Sunlight seeps through the translucent curtains on his living room window, making the lacquered matrioshka dolls on the wall case gleam. Sitting on the sofa, Jan Demczur leafs through a thick binder of news clippings about his heroic Sept. 11 escape, still in a daze at the story they tell.

He stays home often now, speaking more Ukrainian than English, a language still difficult for him. When he does venture out, he's sometimes overcome with a sense of fear, his head dizzy and heavy, like a big ball of lead. It's been almost a year, but Mr. Demczur has still not returned to his job as one of the workers who wash the endless sheets of glass stacked to the sky in Manhattan.

It's become a safe new routine, sitting here amid pillows adorned with his wife's cross stitchings, telling how he survived. His ordeal was compelling – he was trapped in an elevator with five others after the first plane struck Tower 1, and barely escaped by clawing through the walls with only his squeegee – and media from around the world have since flocked to him, reporting his story of survival, and the tiny tool that saved him.

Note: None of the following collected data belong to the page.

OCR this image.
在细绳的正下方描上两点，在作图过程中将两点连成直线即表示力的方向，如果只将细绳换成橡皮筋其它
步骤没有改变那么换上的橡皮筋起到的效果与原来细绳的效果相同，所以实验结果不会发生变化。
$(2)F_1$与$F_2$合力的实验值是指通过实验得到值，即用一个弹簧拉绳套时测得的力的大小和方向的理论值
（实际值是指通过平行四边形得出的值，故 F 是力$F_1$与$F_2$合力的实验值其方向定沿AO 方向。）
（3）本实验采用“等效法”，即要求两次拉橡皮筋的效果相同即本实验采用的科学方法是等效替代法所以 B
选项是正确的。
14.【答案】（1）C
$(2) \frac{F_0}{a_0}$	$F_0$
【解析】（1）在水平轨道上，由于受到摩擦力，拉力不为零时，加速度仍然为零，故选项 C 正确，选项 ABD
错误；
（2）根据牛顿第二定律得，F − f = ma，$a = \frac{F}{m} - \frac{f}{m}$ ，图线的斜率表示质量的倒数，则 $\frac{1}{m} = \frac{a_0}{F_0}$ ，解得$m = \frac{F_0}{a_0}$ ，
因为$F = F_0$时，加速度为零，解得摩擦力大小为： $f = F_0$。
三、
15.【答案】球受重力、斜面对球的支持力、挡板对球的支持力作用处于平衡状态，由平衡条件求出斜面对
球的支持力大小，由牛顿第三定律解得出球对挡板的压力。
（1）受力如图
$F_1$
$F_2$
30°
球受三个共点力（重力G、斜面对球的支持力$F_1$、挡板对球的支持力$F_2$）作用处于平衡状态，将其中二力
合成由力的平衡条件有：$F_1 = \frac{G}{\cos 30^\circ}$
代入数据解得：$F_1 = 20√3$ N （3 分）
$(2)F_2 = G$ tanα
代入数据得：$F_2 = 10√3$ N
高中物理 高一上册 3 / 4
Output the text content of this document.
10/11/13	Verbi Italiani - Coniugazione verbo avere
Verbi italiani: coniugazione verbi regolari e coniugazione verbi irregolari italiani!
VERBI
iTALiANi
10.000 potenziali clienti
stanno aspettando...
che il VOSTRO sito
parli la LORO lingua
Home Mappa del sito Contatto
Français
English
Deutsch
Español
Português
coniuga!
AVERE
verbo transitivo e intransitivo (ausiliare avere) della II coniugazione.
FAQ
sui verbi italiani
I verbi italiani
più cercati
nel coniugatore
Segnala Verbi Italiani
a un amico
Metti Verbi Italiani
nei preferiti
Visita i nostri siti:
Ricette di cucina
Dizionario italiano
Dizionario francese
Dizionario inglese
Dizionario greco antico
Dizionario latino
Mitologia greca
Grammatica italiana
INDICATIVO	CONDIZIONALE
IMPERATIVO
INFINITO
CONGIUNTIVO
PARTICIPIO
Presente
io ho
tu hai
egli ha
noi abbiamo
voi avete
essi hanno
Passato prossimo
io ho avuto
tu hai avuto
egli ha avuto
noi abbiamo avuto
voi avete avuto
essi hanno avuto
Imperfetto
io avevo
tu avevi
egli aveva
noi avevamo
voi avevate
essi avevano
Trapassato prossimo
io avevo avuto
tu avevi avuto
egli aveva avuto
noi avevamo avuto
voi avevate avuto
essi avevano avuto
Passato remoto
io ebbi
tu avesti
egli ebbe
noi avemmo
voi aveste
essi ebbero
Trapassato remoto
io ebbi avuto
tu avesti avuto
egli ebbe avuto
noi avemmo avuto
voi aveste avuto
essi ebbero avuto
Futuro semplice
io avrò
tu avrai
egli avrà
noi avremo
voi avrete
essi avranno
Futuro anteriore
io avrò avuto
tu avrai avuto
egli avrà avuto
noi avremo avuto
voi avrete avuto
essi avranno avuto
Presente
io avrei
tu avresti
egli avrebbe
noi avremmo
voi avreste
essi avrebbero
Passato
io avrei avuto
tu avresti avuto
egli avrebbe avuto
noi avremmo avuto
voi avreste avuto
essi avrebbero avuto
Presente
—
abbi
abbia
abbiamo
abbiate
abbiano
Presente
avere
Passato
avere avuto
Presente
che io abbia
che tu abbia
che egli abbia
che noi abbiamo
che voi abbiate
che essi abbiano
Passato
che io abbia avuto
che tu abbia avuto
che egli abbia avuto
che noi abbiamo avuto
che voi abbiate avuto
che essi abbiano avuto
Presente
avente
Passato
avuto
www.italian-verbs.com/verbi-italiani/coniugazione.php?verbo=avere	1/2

Before, he'd wake up at 4:45 a.m., five days a week, jump on the train to the city, and do his job. Like the thousands of lunch-pail workers who pass each day through the tunnels to the island, Demczur wasn't part of the Manhattan clichés: the vaunting ambition, the ceaseless pace, the glare of art and commerce. Instead, like the steel frames within a skyscraper's facade, he was one of the people behind the city's glamour, those who built, maintained, and ultimately removed piece-by-piece the twisted wreckage of the World Trade Center.

"Window cleaners have been much like the glass they clean: transparent," says Richard Fabry, publisher of an industry magazine.

But Jan Demczur [pronounced John DEMshur] was never a guy to seek attention. Small and demure, he spoke little, and except for occasional mirth in his pale blue eyes, he revealed few emotions.

Content with a predictable routine, he rarely missed a day at work, was honest and industrious,paid his mortgage, and spent time with his wife and kids. His Jersey City house, which had a view of the Twin Towers, was just minutes from the PATH train that took him straight to the sprawling Trade Center, a place he liked to call his second home.

* * *

Demczur grew up in Poland and was a plumber by trade. He found himself in the middle of the Solidarity movement in the late 1970s and the turmoil that would begin communism's demise. Even in his 20s, his sense of duty made him keep his distance from the radicals, and he just tried to do his job.

He came to the US in 1980 to visit his aunt in Queens. He stayed, illegally, and worked as a plumber, making $2.50 an hour. In 1987, he married Nadia, who says she fell in love with his calm, his stability, and the fact that he could do everything around the house. Her father helped Demczur get a union window-cleaning job, with better wages and benefits. In 1991, he started his routine, working at the World Trade Center.